Starting March 1, Ontario will ban unsolicited, door-to-door sales of certain household appliances to better protect consumers from aggressive and misleading contracting at home.
Businesses only will be able to enter into a contract in the consumer’s home if the consumer has contacted the business ahead of time and invited them into their home for the purpose of entering into a contract.
Contracts that are in violation of the new rules relating to door-to-door contract solicitation will be considered void, and consumers will be able to keep the goods and services with no obligations.
The new rules will apply to air cleaners, air conditioners, air purifiers, duct cleaning services, and furnaces.

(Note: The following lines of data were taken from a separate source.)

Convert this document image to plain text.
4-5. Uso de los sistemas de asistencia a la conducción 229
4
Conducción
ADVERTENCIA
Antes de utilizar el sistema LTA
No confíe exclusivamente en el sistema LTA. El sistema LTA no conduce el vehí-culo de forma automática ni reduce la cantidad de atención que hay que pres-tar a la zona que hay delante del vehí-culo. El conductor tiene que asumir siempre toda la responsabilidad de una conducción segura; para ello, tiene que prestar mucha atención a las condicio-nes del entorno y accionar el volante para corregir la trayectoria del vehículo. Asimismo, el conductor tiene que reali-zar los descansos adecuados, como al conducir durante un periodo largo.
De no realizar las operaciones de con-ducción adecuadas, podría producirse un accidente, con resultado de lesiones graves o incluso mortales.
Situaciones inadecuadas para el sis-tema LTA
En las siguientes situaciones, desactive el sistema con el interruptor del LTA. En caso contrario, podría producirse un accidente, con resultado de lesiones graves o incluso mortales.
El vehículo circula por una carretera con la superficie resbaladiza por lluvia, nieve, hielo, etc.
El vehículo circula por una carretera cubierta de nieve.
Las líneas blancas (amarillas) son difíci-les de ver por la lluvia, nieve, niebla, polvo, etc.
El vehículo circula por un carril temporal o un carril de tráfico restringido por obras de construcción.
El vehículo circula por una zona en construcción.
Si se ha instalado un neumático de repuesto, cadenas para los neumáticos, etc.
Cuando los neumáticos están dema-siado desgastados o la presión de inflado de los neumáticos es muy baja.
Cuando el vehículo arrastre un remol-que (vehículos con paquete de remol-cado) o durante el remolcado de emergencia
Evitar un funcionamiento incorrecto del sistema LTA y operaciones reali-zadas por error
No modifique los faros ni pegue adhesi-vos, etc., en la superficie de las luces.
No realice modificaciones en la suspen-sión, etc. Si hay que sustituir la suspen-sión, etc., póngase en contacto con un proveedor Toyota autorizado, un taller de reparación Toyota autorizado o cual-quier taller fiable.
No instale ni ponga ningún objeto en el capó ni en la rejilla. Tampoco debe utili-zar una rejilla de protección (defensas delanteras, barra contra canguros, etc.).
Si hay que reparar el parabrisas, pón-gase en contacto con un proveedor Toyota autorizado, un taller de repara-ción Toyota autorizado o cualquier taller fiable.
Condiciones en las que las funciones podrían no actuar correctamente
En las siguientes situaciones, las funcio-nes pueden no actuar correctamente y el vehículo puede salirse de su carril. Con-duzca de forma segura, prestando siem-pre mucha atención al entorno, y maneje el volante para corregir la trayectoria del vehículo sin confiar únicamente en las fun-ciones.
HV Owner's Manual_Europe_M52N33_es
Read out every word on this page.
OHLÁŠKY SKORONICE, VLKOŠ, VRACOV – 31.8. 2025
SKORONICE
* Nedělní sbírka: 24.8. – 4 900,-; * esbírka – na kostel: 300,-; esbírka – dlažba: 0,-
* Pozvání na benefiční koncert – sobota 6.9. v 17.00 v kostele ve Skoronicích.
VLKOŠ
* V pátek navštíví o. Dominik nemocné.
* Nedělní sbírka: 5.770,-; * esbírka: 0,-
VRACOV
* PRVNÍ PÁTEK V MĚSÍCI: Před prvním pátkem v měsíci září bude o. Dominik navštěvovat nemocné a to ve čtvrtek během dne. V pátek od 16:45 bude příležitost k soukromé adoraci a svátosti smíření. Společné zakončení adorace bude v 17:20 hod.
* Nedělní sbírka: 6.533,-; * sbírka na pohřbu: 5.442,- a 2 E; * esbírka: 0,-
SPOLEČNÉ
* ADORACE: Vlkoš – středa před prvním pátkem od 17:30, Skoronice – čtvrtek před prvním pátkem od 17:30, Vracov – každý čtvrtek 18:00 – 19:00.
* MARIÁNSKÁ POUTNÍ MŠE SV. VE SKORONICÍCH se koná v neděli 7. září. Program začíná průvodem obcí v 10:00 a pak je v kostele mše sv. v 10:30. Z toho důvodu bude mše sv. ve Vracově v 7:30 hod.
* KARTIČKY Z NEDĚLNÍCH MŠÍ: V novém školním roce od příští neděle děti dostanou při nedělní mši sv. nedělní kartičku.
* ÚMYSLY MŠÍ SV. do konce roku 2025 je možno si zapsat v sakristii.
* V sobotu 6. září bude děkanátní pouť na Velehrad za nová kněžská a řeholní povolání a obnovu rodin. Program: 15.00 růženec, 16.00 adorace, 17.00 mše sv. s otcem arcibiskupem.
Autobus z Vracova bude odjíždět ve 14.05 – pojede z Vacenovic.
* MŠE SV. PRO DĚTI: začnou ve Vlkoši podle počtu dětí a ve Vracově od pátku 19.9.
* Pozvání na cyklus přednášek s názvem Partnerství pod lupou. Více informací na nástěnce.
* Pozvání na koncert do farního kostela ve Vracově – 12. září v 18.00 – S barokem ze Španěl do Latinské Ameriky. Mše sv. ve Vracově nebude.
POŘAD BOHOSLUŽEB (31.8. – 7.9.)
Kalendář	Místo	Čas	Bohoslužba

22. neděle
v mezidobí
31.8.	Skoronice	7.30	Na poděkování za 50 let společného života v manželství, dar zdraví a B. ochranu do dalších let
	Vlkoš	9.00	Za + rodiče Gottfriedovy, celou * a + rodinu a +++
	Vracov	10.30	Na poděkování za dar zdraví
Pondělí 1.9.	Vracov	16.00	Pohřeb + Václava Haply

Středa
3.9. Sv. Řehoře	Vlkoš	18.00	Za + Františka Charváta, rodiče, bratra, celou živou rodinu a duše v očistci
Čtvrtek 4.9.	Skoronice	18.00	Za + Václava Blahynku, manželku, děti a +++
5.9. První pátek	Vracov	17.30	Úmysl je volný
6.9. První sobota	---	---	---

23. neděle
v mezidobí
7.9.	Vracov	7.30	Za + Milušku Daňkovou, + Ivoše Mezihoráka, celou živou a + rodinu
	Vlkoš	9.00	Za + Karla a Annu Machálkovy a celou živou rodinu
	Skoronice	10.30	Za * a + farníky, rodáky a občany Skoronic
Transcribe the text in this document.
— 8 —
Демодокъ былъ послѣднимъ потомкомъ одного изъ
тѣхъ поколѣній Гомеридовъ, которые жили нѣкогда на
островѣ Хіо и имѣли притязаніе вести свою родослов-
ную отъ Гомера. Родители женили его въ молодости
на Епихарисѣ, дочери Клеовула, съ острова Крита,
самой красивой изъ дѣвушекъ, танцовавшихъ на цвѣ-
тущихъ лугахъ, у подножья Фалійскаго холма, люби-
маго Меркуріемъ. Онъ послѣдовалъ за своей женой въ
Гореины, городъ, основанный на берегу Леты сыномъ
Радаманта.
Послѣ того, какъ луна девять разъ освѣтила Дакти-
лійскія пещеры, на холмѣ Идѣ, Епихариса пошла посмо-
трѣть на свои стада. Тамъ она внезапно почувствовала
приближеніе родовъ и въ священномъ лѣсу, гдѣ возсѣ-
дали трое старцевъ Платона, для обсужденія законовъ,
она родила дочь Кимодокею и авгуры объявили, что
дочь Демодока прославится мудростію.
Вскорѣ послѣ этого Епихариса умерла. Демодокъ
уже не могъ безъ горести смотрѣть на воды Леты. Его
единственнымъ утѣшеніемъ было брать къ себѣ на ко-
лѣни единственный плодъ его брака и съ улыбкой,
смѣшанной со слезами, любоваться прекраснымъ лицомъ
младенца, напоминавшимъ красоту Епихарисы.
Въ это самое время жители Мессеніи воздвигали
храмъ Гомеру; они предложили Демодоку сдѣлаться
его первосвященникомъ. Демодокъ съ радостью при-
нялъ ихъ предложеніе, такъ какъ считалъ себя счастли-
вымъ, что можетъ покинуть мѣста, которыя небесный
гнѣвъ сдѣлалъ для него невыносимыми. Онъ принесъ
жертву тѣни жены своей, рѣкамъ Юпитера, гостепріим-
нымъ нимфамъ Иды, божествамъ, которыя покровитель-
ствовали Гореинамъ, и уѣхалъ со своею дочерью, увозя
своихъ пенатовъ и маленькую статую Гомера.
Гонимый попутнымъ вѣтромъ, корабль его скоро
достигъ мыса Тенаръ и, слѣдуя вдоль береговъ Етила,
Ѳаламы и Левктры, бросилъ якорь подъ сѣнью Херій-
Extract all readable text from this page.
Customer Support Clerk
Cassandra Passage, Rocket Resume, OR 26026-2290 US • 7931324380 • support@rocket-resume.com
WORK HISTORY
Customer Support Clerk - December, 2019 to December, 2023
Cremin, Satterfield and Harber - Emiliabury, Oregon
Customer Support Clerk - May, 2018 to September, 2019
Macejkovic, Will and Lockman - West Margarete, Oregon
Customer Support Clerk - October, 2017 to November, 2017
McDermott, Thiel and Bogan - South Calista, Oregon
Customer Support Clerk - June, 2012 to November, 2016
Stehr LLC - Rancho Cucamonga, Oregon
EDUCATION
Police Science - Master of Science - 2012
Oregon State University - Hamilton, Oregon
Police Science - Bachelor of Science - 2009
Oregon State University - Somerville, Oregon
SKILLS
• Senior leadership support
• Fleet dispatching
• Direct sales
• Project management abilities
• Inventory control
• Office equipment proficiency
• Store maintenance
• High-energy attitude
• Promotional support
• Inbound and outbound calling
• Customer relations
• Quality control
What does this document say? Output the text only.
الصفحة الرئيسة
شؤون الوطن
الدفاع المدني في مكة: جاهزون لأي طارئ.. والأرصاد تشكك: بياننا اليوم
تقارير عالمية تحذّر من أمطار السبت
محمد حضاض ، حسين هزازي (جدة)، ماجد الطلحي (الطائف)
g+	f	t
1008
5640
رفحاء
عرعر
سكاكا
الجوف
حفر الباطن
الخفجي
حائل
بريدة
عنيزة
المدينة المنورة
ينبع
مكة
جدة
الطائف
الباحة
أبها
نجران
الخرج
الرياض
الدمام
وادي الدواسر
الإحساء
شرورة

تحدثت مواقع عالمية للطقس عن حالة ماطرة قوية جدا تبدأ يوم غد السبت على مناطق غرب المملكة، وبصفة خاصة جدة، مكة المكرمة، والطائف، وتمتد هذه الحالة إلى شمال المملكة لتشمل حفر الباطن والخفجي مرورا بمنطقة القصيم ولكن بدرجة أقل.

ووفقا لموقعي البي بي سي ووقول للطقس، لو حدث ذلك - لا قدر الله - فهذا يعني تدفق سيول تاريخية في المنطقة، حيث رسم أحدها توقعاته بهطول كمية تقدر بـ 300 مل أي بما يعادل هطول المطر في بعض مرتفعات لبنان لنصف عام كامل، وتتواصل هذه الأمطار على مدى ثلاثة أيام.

Also affected are water filters, water heaters, water purifiers, water softeners, and water treatment devices, along with bundles of these goods and services.
In addition, businesses will be required to keep a record of how contact with the consumer entering the contract was made.
As well, all contracts signed in the home for these goods and services also will have a 10-day cooling-off period, allowing consumers to cancel the contract for any reason without penalty.
Door-to-door contracts have been among the top complaints received by the Ministry of Government and Consumer Services.
Ontario is the second province to restrict door-to-door solicitation and contracts.
If a consumer calls for a repair, maintenance, or any other reason, businesses only will be allowed to leave information about the products and services they offer, unless the business has a written contract in place with the consumer and secures the consumer’s approval in advance of the visit to solicit a contract for the restricted goods or services.
Businesses will need to keep a record of how contact with the consumer was made and provide consumers with clear information about their rights.